Will Volkswagen jump on the bandwagon of unionizing?
It's a question Mark West with Citizens for Free Markets hope employees say 'no' to.
"The employees are getting a lot of information these days and probably primarily from the other side. from the UAW. And that's a one sided story," said West.
The united auto workers wants to represent the Chattanooga plant as a union, but speakers want to convince employees they're not needed.
"The plant has been very productive and very successful for five years now. It's been great for the city of Chattanooga. There's great relationships between the management and workers so the question they might be asking is why do we need the UAW coming here from Detroit and organizing for us. We seem to be doing okay," said Matt Patterson of the Competitive Enterprise Institute.
Patterson points to Detroit as an example of the after effects of unions. The city went bankrupt the same day as the meeting.
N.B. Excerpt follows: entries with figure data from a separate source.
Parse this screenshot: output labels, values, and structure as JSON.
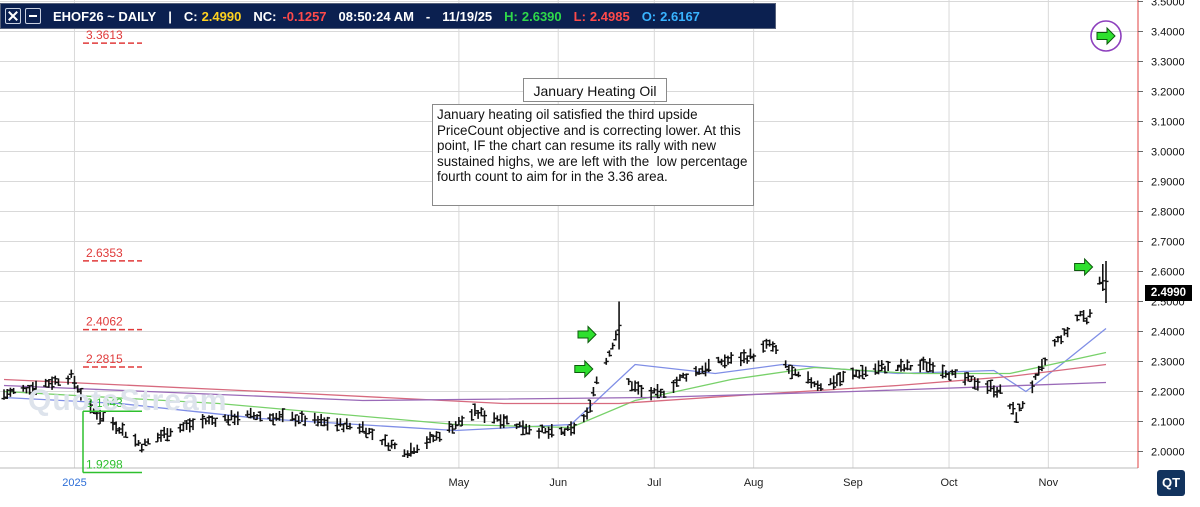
{
  "header": {
    "symbol_label": "EHOF26 ~ DAILY",
    "sep": "|",
    "close_label": "C:",
    "close_value": "2.4990",
    "nc_label": "NC:",
    "nc_value": "-0.1257",
    "time": "08:50:24 AM",
    "dash": "-",
    "date": "11/19/25",
    "high_label": "H:",
    "high_value": "2.6390",
    "low_label": "L:",
    "low_value": "2.4985",
    "open_label": "O:",
    "open_value": "2.6167"
  },
  "annotation": {
    "title": "January Heating Oil",
    "body": "January heating oil satisfied the third upside PriceCount objective and is correcting lower. At this point, IF the chart can resume its rally with new sustained highs, we are left with the  low percentage fourth count to aim for in the 3.36 area."
  },
  "watermark": "QuoteStream",
  "logo": "QT",
  "colors": {
    "background": "#ffffff",
    "header_bg": "#0b2050",
    "grid": "#d9d9d9",
    "price_bar": "#111111",
    "target_red": "#e03a3a",
    "target_green": "#2ec02e",
    "ma_blue": "#7f8ee6",
    "ma_green": "#78d16a",
    "ma_red": "#d76a7e",
    "ma_purple": "#9a6ab8",
    "arrow_fill": "#2ee02e",
    "axis_red": "#e04040"
  },
  "chart_data": {
    "type": "ohlc",
    "title": "EHOF26 ~ DAILY",
    "ylim": [
      1.945,
      3.505
    ],
    "y_ticks": [
      "2.0000",
      "2.1000",
      "2.2000",
      "2.3000",
      "2.4000",
      "2.5000",
      "2.6000",
      "2.7000",
      "2.8000",
      "2.9000",
      "3.0000",
      "3.1000",
      "3.2000",
      "3.3000",
      "3.4000",
      "3.5000"
    ],
    "x_labels": [
      {
        "label": "2025",
        "date": "2025-01-01"
      },
      {
        "label": "May",
        "date": "2025-05-01"
      },
      {
        "label": "Jun",
        "date": "2025-06-01"
      },
      {
        "label": "Jul",
        "date": "2025-07-01"
      },
      {
        "label": "Aug",
        "date": "2025-08-01"
      },
      {
        "label": "Sep",
        "date": "2025-09-01"
      },
      {
        "label": "Oct",
        "date": "2025-10-01"
      },
      {
        "label": "Nov",
        "date": "2025-11-01"
      }
    ],
    "grid": true,
    "last_price": "2.4990",
    "targets": [
      {
        "label": "3.3613",
        "value": 3.3613,
        "color": "red"
      },
      {
        "label": "2.6353",
        "value": 2.6353,
        "color": "red"
      },
      {
        "label": "2.4062",
        "value": 2.4062,
        "color": "red"
      },
      {
        "label": "2.2815",
        "value": 2.2815,
        "color": "red"
      },
      {
        "label": "2.1343",
        "value": 2.1343,
        "color": "green"
      },
      {
        "label": "1.9298",
        "value": 1.9298,
        "color": "green"
      }
    ],
    "arrows": [
      {
        "date": "2025-06-10",
        "value": 2.39
      },
      {
        "date": "2025-06-09",
        "value": 2.275
      },
      {
        "date": "2025-11-12",
        "value": 2.615
      },
      {
        "date": "2025-11-19",
        "value": 3.385
      }
    ],
    "ohlc_anchors": [
      [
        "2024-12-10",
        2.19
      ],
      [
        "2024-12-31",
        2.25
      ],
      [
        "2025-01-06",
        2.14
      ],
      [
        "2025-01-15",
        2.08
      ],
      [
        "2025-01-22",
        2.02
      ],
      [
        "2025-01-31",
        2.07
      ],
      [
        "2025-02-10",
        2.1
      ],
      [
        "2025-02-25",
        2.12
      ],
      [
        "2025-03-12",
        2.11
      ],
      [
        "2025-03-24",
        2.09
      ],
      [
        "2025-04-01",
        2.08
      ],
      [
        "2025-04-08",
        2.03
      ],
      [
        "2025-04-15",
        2.0
      ],
      [
        "2025-04-24",
        2.05
      ],
      [
        "2025-05-06",
        2.13
      ],
      [
        "2025-05-14",
        2.11
      ],
      [
        "2025-05-22",
        2.08
      ],
      [
        "2025-05-30",
        2.06
      ],
      [
        "2025-06-05",
        2.07
      ],
      [
        "2025-06-10",
        2.12
      ],
      [
        "2025-06-13",
        2.24
      ],
      [
        "2025-06-17",
        2.33
      ],
      [
        "2025-06-20",
        2.42
      ],
      [
        "2025-06-23",
        2.23
      ],
      [
        "2025-06-27",
        2.2
      ],
      [
        "2025-07-03",
        2.19
      ],
      [
        "2025-07-10",
        2.25
      ],
      [
        "2025-07-22",
        2.3
      ],
      [
        "2025-08-01",
        2.32
      ],
      [
        "2025-08-06",
        2.36
      ],
      [
        "2025-08-13",
        2.26
      ],
      [
        "2025-08-22",
        2.22
      ],
      [
        "2025-09-02",
        2.26
      ],
      [
        "2025-09-10",
        2.28
      ],
      [
        "2025-09-17",
        2.28
      ],
      [
        "2025-09-26",
        2.29
      ],
      [
        "2025-10-03",
        2.25
      ],
      [
        "2025-10-10",
        2.23
      ],
      [
        "2025-10-17",
        2.2
      ],
      [
        "2025-10-22",
        2.12
      ],
      [
        "2025-10-28",
        2.24
      ],
      [
        "2025-11-03",
        2.36
      ],
      [
        "2025-11-07",
        2.4
      ],
      [
        "2025-11-11",
        2.46
      ],
      [
        "2025-11-13",
        2.44
      ],
      [
        "2025-11-17",
        2.56
      ],
      [
        "2025-11-19",
        2.5
      ]
    ],
    "moving_averages": [
      {
        "color": "blue",
        "points": [
          [
            "2024-12-10",
            2.18
          ],
          [
            "2025-01-15",
            2.16
          ],
          [
            "2025-02-28",
            2.11
          ],
          [
            "2025-04-30",
            2.07
          ],
          [
            "2025-06-05",
            2.09
          ],
          [
            "2025-06-25",
            2.29
          ],
          [
            "2025-07-20",
            2.26
          ],
          [
            "2025-08-10",
            2.29
          ],
          [
            "2025-09-15",
            2.26
          ],
          [
            "2025-10-15",
            2.27
          ],
          [
            "2025-10-25",
            2.2
          ],
          [
            "2025-11-05",
            2.29
          ],
          [
            "2025-11-19",
            2.41
          ]
        ]
      },
      {
        "color": "green",
        "points": [
          [
            "2024-12-10",
            2.2
          ],
          [
            "2025-02-15",
            2.16
          ],
          [
            "2025-04-30",
            2.09
          ],
          [
            "2025-06-05",
            2.08
          ],
          [
            "2025-06-25",
            2.17
          ],
          [
            "2025-07-25",
            2.24
          ],
          [
            "2025-08-20",
            2.28
          ],
          [
            "2025-09-20",
            2.26
          ],
          [
            "2025-10-20",
            2.26
          ],
          [
            "2025-11-19",
            2.33
          ]
        ]
      },
      {
        "color": "red",
        "points": [
          [
            "2024-12-10",
            2.24
          ],
          [
            "2025-03-01",
            2.2
          ],
          [
            "2025-05-15",
            2.16
          ],
          [
            "2025-06-20",
            2.16
          ],
          [
            "2025-08-01",
            2.19
          ],
          [
            "2025-09-15",
            2.22
          ],
          [
            "2025-10-20",
            2.25
          ],
          [
            "2025-11-19",
            2.29
          ]
        ]
      },
      {
        "color": "purple",
        "points": [
          [
            "2024-12-10",
            2.22
          ],
          [
            "2025-04-01",
            2.17
          ],
          [
            "2025-06-30",
            2.18
          ],
          [
            "2025-09-01",
            2.2
          ],
          [
            "2025-11-19",
            2.23
          ]
        ]
      }
    ]
  }
}
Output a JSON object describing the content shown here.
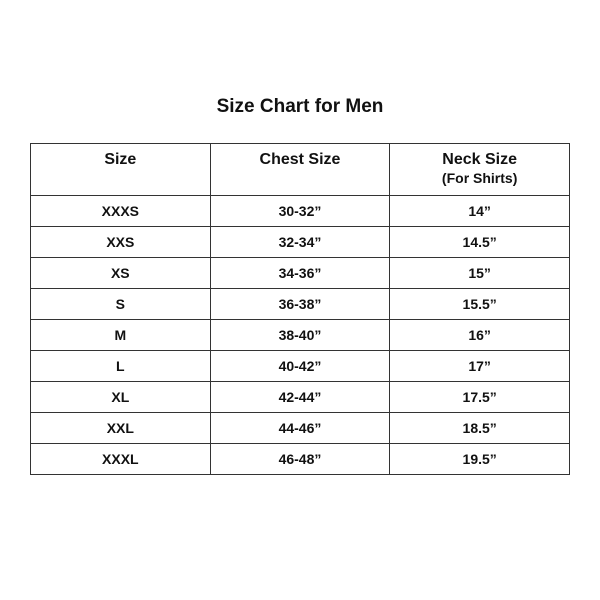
{
  "title": "Size Chart for Men",
  "headers": {
    "size": "Size",
    "chest": "Chest Size",
    "neck": "Neck Size",
    "neck_sub": "(For Shirts)"
  },
  "rows": [
    {
      "size": "XXXS",
      "chest": "30-32”",
      "neck": "14”"
    },
    {
      "size": "XXS",
      "chest": "32-34”",
      "neck": "14.5”"
    },
    {
      "size": "XS",
      "chest": "34-36”",
      "neck": "15”"
    },
    {
      "size": "S",
      "chest": "36-38”",
      "neck": "15.5”"
    },
    {
      "size": "M",
      "chest": "38-40”",
      "neck": "16”"
    },
    {
      "size": "L",
      "chest": "40-42”",
      "neck": "17”"
    },
    {
      "size": "XL",
      "chest": "42-44”",
      "neck": "17.5”"
    },
    {
      "size": "XXL",
      "chest": "44-46”",
      "neck": "18.5”"
    },
    {
      "size": "XXXL",
      "chest": "46-48”",
      "neck": "19.5”"
    }
  ]
}
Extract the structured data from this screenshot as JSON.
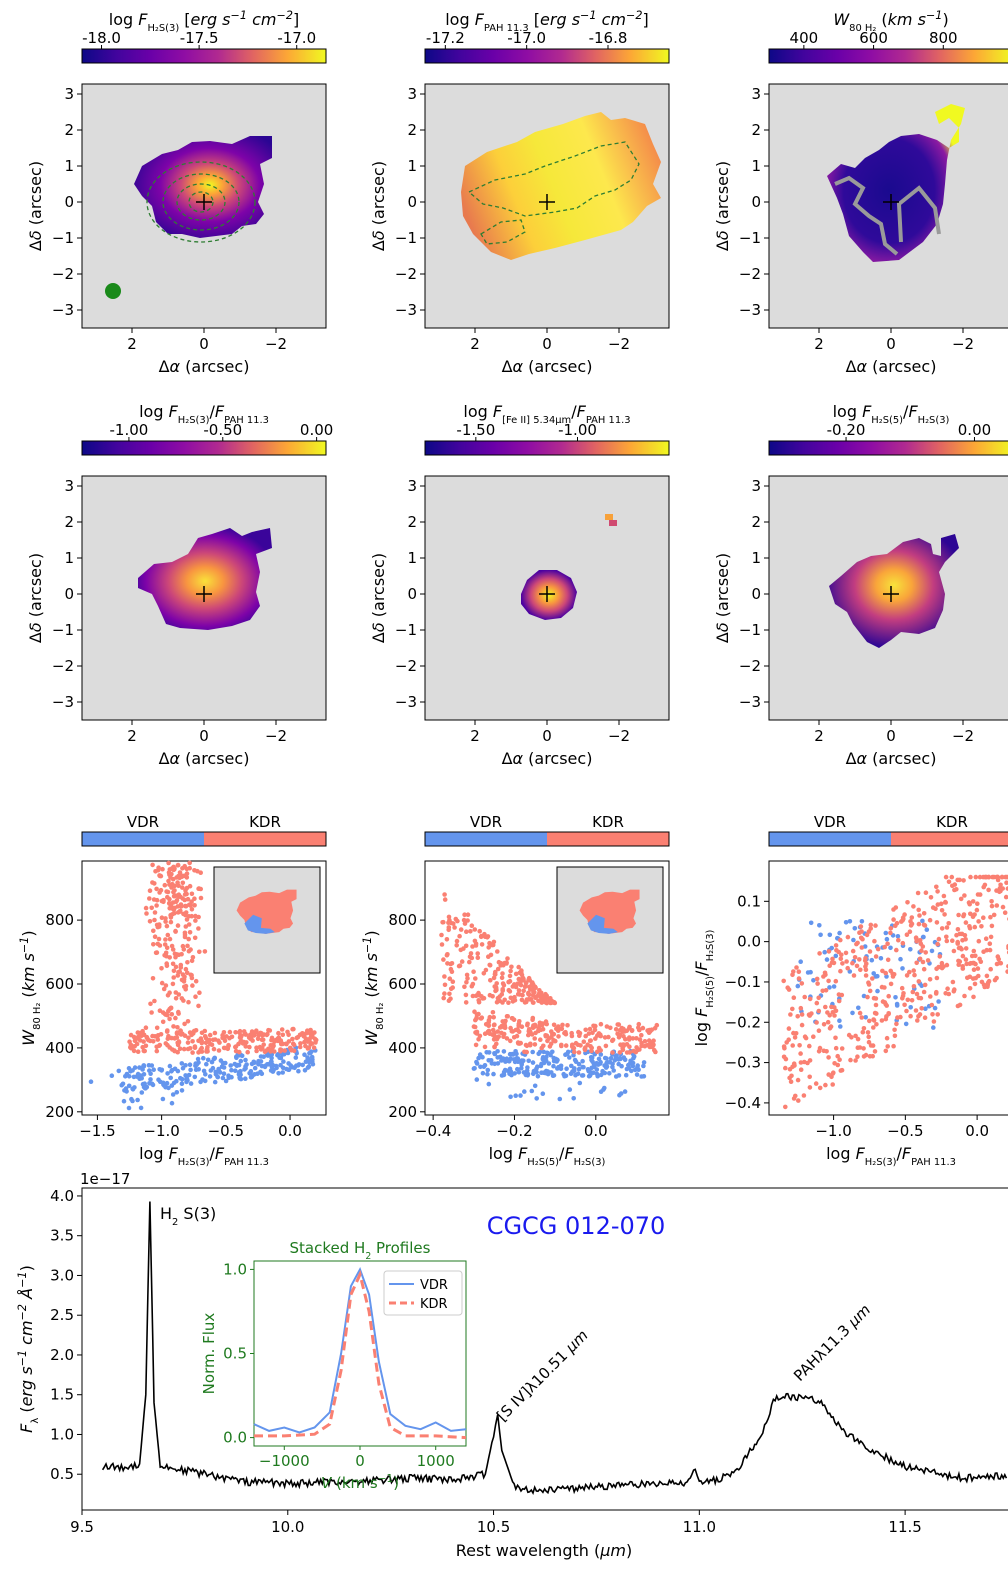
{
  "colors": {
    "map_bg": "#dcdcdc",
    "vdr": "#6495ed",
    "kdr": "#fa8072",
    "contour_dark": "#2e7d32",
    "gray_contour": "#909090",
    "psf": "#1a8a1a",
    "label_blue": "#1a1aee",
    "inset_green": "#1f7a1f"
  },
  "icons": {
    "center_marker": "plus-cross",
    "psf_marker": "filled-circle"
  },
  "maps": [
    {
      "title": "log F_H2S(3) [erg s^-1 cm^-2]",
      "cbar_ticks": [
        "-18.0",
        "-17.5",
        "-17.0"
      ],
      "cbar_range": [
        -18.1,
        -16.85
      ],
      "cbar_tick_values": [
        -18.0,
        -17.5,
        -17.0
      ],
      "xlabel": "Δα (arcsec)",
      "ylabel": "Δδ (arcsec)",
      "x_ticks": [
        "2",
        "0",
        "−2"
      ],
      "y_ticks": [
        "3",
        "2",
        "1",
        "0",
        "−1",
        "−2",
        "−3"
      ],
      "has_contours": true,
      "has_psf": true
    },
    {
      "title": "log F_PAH11.3 [erg s^-1 cm^-2]",
      "cbar_ticks": [
        "-17.2",
        "-17.0",
        "-16.8"
      ],
      "cbar_range": [
        -17.25,
        -16.65
      ],
      "cbar_tick_values": [
        -17.2,
        -17.0,
        -16.8
      ],
      "xlabel": "Δα (arcsec)",
      "ylabel": "Δδ (arcsec)",
      "x_ticks": [
        "2",
        "0",
        "−2"
      ],
      "y_ticks": [
        "3",
        "2",
        "1",
        "0",
        "−1",
        "−2",
        "−3"
      ],
      "has_contours": true,
      "has_psf": false
    },
    {
      "title": "W80 H2 (km s^-1)",
      "cbar_ticks": [
        "400",
        "600",
        "800"
      ],
      "cbar_range": [
        300,
        1000
      ],
      "cbar_tick_values": [
        400,
        600,
        800
      ],
      "xlabel": "Δα (arcsec)",
      "ylabel": "Δδ (arcsec)",
      "x_ticks": [
        "2",
        "0",
        "−2"
      ],
      "y_ticks": [
        "3",
        "2",
        "1",
        "0",
        "−1",
        "−2",
        "−3"
      ],
      "has_contours": true,
      "has_psf": false
    },
    {
      "title": "log F_H2S(3)/F_PAH11.3",
      "cbar_ticks": [
        "-1.00",
        "-0.50",
        "0.00"
      ],
      "cbar_range": [
        -1.25,
        0.05
      ],
      "cbar_tick_values": [
        -1.0,
        -0.5,
        0.0
      ],
      "xlabel": "Δα (arcsec)",
      "ylabel": "Δδ (arcsec)",
      "x_ticks": [
        "2",
        "0",
        "−2"
      ],
      "y_ticks": [
        "3",
        "2",
        "1",
        "0",
        "−1",
        "−2",
        "−3"
      ],
      "has_contours": false,
      "has_psf": false
    },
    {
      "title": "log F_[FeII]5.34μm/F_PAH11.3",
      "cbar_ticks": [
        "-1.50",
        "-1.00"
      ],
      "cbar_range": [
        -1.75,
        -0.55
      ],
      "cbar_tick_values": [
        -1.5,
        -1.0
      ],
      "xlabel": "Δα (arcsec)",
      "ylabel": "Δδ (arcsec)",
      "x_ticks": [
        "2",
        "0",
        "−2"
      ],
      "y_ticks": [
        "3",
        "2",
        "1",
        "0",
        "−1",
        "−2",
        "−3"
      ],
      "has_contours": false,
      "has_psf": false
    },
    {
      "title": "log F_H2S(5)/F_H2S(3)",
      "cbar_ticks": [
        "-0.20",
        "0.00"
      ],
      "cbar_range": [
        -0.32,
        0.06
      ],
      "cbar_tick_values": [
        -0.2,
        0.0
      ],
      "xlabel": "Δα (arcsec)",
      "ylabel": "Δδ (arcsec)",
      "x_ticks": [
        "2",
        "0",
        "−2"
      ],
      "y_ticks": [
        "3",
        "2",
        "1",
        "0",
        "−1",
        "−2",
        "−3"
      ],
      "has_contours": false,
      "has_psf": false
    }
  ],
  "chart_data": [
    {
      "type": "scatter",
      "id": "scatter1",
      "legend_bar": [
        "VDR",
        "KDR"
      ],
      "xlabel": "log F_H2S(3)/F_PAH11.3",
      "ylabel": "W80 H2 (km s^-1)",
      "x_ticks": [
        -1.5,
        -1.0,
        -0.5,
        0.0
      ],
      "y_ticks": [
        200,
        400,
        600,
        800
      ],
      "xlim": [
        -1.62,
        0.28
      ],
      "ylim": [
        190,
        985
      ],
      "series": [
        {
          "name": "VDR",
          "x_range": [
            -1.55,
            0.2
          ],
          "y_range": [
            220,
            410
          ]
        },
        {
          "name": "KDR",
          "x_range": [
            -1.3,
            0.22
          ],
          "y_range": [
            370,
            980
          ]
        }
      ],
      "has_inset": true
    },
    {
      "type": "scatter",
      "id": "scatter2",
      "legend_bar": [
        "VDR",
        "KDR"
      ],
      "xlabel": "log F_H2S(5)/F_H2S(3)",
      "ylabel": "W80 H2 (km s^-1)",
      "x_ticks": [
        -0.4,
        -0.2,
        0.0
      ],
      "y_ticks": [
        200,
        400,
        600,
        800
      ],
      "xlim": [
        -0.42,
        0.18
      ],
      "ylim": [
        190,
        985
      ],
      "series": [
        {
          "name": "VDR",
          "x_range": [
            -0.32,
            0.12
          ],
          "y_range": [
            210,
            395
          ]
        },
        {
          "name": "KDR",
          "x_range": [
            -0.4,
            0.15
          ],
          "y_range": [
            370,
            890
          ]
        }
      ],
      "has_inset": true
    },
    {
      "type": "scatter",
      "id": "scatter3",
      "legend_bar": [
        "VDR",
        "KDR"
      ],
      "xlabel": "log F_H2S(3)/F_PAH11.3",
      "ylabel": "log F_H2S(5)/F_H2S(3)",
      "x_ticks": [
        -1.0,
        -0.5,
        0.0
      ],
      "y_ticks": [
        0.1,
        0.0,
        -0.1,
        -0.2,
        -0.3,
        -0.4
      ],
      "xlim": [
        -1.45,
        0.25
      ],
      "ylim": [
        -0.43,
        0.2
      ],
      "series": [
        {
          "name": "VDR",
          "x_range": [
            -1.25,
            -0.2
          ],
          "y_range": [
            -0.25,
            0.07
          ]
        },
        {
          "name": "KDR",
          "x_range": [
            -1.35,
            0.25
          ],
          "y_range": [
            -0.41,
            0.16
          ]
        }
      ],
      "has_inset": false
    },
    {
      "type": "line",
      "id": "spectrum",
      "label": "CGCG 012-070",
      "xlabel": "Rest wavelength (μm)",
      "ylabel": "F_λ (erg s^-1 cm^-2 Å^-1)",
      "y_exponent": "1e−17",
      "x_ticks": [
        9.5,
        10.0,
        10.5,
        11.0,
        11.5
      ],
      "y_ticks": [
        0.5,
        1.0,
        1.5,
        2.0,
        2.5,
        3.0,
        3.5,
        4.0
      ],
      "xlim": [
        9.5,
        11.75
      ],
      "ylim": [
        0.05,
        4.1
      ],
      "annotations": [
        {
          "text": "H2 S(3)",
          "x": 9.665,
          "y": 3.95
        },
        {
          "text": "[S IV]λ10.51 μm",
          "x": 10.51,
          "y": 1.3
        },
        {
          "text": "PAHλ11.3 μm",
          "x": 11.27,
          "y": 1.55
        }
      ],
      "points": [
        [
          9.55,
          0.6
        ],
        [
          9.6,
          0.58
        ],
        [
          9.64,
          0.63
        ],
        [
          9.655,
          1.5
        ],
        [
          9.665,
          3.93
        ],
        [
          9.675,
          1.4
        ],
        [
          9.69,
          0.6
        ],
        [
          9.75,
          0.55
        ],
        [
          9.8,
          0.5
        ],
        [
          9.85,
          0.45
        ],
        [
          9.9,
          0.4
        ],
        [
          9.95,
          0.4
        ],
        [
          10.0,
          0.38
        ],
        [
          10.1,
          0.4
        ],
        [
          10.2,
          0.42
        ],
        [
          10.3,
          0.45
        ],
        [
          10.4,
          0.43
        ],
        [
          10.48,
          0.5
        ],
        [
          10.5,
          1.0
        ],
        [
          10.51,
          1.25
        ],
        [
          10.52,
          0.8
        ],
        [
          10.55,
          0.35
        ],
        [
          10.6,
          0.3
        ],
        [
          10.7,
          0.32
        ],
        [
          10.8,
          0.36
        ],
        [
          10.9,
          0.38
        ],
        [
          10.97,
          0.4
        ],
        [
          10.99,
          0.55
        ],
        [
          11.0,
          0.42
        ],
        [
          11.05,
          0.43
        ],
        [
          11.1,
          0.6
        ],
        [
          11.15,
          1.0
        ],
        [
          11.18,
          1.4
        ],
        [
          11.2,
          1.5
        ],
        [
          11.23,
          1.45
        ],
        [
          11.27,
          1.48
        ],
        [
          11.3,
          1.38
        ],
        [
          11.35,
          1.05
        ],
        [
          11.4,
          0.85
        ],
        [
          11.45,
          0.72
        ],
        [
          11.5,
          0.6
        ],
        [
          11.55,
          0.55
        ],
        [
          11.6,
          0.48
        ],
        [
          11.65,
          0.45
        ],
        [
          11.7,
          0.47
        ],
        [
          11.75,
          0.48
        ]
      ],
      "inset": {
        "title": "Stacked H2 Profiles",
        "xlabel": "V (km s^-1)",
        "ylabel": "Norm. Flux",
        "x_ticks": [
          -1000,
          0,
          1000
        ],
        "y_ticks": [
          0.0,
          0.5,
          1.0
        ],
        "xlim": [
          -1400,
          1400
        ],
        "ylim": [
          -0.05,
          1.05
        ],
        "series": [
          {
            "name": "VDR",
            "points": [
              [
                -1400,
                0.08
              ],
              [
                -1200,
                0.04
              ],
              [
                -1000,
                0.06
              ],
              [
                -800,
                0.03
              ],
              [
                -600,
                0.06
              ],
              [
                -400,
                0.15
              ],
              [
                -250,
                0.5
              ],
              [
                -120,
                0.9
              ],
              [
                0,
                1.0
              ],
              [
                120,
                0.85
              ],
              [
                250,
                0.45
              ],
              [
                400,
                0.14
              ],
              [
                600,
                0.07
              ],
              [
                800,
                0.05
              ],
              [
                1000,
                0.09
              ],
              [
                1200,
                0.04
              ],
              [
                1400,
                0.05
              ]
            ]
          },
          {
            "name": "KDR",
            "points": [
              [
                -1400,
                0.01
              ],
              [
                -1000,
                0.01
              ],
              [
                -600,
                0.02
              ],
              [
                -400,
                0.08
              ],
              [
                -250,
                0.4
              ],
              [
                -120,
                0.85
              ],
              [
                0,
                0.97
              ],
              [
                120,
                0.75
              ],
              [
                250,
                0.32
              ],
              [
                400,
                0.06
              ],
              [
                600,
                0.01
              ],
              [
                1000,
                0.01
              ],
              [
                1400,
                0.0
              ]
            ]
          }
        ]
      }
    }
  ]
}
"What it basically does is it restricts the business's ability to allocate it's resources to meet demands of the market. WE see that with GM which filed for bankruptcy as you know and now Detroit has filed for bankruptcy," said Patterson.
Many fear that if they don't join the union, Chattanooga's plant won't get the deal on making VW's new SUV model.
"I think that's another fear or scare tactic that certain parties are raising to try to intimidate the employees into signing a card and joining the union," said West.